Health

Thinking caps and superbrains

  • 5 February 2011
  • From the section Health
man with thinking cap

Are we entering the era of the thinking cap - a device to supercharge our brains?

Could there be a time when everyone from schoolchildren to pensioners, and artists to accountants top up their natural abilities with some funky head-gear?

There have already been suggestions that electricity can boost mathematical talent and now researchers in Australia have found a way to boost problem solving.

The team at Centre for the Mind at the University of Sydney believe people find it difficult to think "outside of the box" because they become blinded by past experience.

So if someone is used to solving a problem one way, the brain struggles to come up with new solutions.

They used these well-known Roman numeral maths problems:

You must move one match so that the puzzle makes sense.

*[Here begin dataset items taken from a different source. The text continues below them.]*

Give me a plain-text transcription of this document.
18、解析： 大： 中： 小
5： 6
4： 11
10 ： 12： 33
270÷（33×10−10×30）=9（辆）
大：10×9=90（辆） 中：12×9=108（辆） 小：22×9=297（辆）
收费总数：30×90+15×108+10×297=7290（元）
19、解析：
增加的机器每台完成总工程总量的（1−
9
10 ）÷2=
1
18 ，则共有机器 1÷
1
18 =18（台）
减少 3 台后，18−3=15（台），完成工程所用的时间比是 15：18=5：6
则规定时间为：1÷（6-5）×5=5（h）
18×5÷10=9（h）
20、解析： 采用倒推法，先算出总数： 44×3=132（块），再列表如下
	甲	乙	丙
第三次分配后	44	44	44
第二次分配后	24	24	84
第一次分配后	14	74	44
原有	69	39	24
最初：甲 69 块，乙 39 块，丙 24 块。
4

In the first puzzle you have to change the numbers so that "3 = 9 - 1" becomes "3 = 4 - 1".

Testing the thinking cap

But after repeatedly doing the puzzles in which you have to change the numbers, the brain struggles to answer the other puzzles, in which you have to change the symbols round.

In this study only 20% of people could figure out "6 = 6 + 6" becomes "6 = 6 = 6".

But the people wearing thinking caps fared much better.

The researchers passed an electric current through the brain to reduce the activity of part of the brain called the left anterior temporal lobe and increase the activity of the right.

As a result, three times as many people could solve the problem.

Professor Allan Synder, director of the Centre for the Mind, said the effect hinged on changing the balance between the two halves of the brain: "The approach we used can temporarily modulate hemispheric balance to our advantage.

"The effects of stimulation last probably an hour, which is exactly what we wanted, a temporary window that allows us to connect the dots in a novel way."

An enhanced future?

There have also been claims that stimulating the brain can improve the ability to learn a language, memory and attentiveness.

Dr Roi Cohen Kadosh, from the University of Oxford, has shown that brain stimulation can improve mathematical ability.

He said: "The primary aim is to apply this kind of research to patients with neurodamage or learning difficulties, but then we could look at enhancing abilities."

He is starting to work with private companies to design a cap that could be used for enhancement.

Professor Synder also believes brain boosting headgear can be developed.

He told the BBC: "The thinking cap of the future is not one that helps us to remember facts as the internet has solved that problem, but one that facilitates learning and unlearning mindsets. It's all about being original."

Dr Chris Chambers, neuroscientist from the University of Cardiff, believes there are problems with the Australian study.

He argues that you can prove that stimulation has an effect only in those maths puzzles, not on wider thinking.

The cause is also elusive. The electricity could just be making people more awake and alert, he says.

When it came to thinking caps, Dr Chambers told the BBC: "It's science fiction, everything we know about the subject suggests this is many many years away if it even happens at all."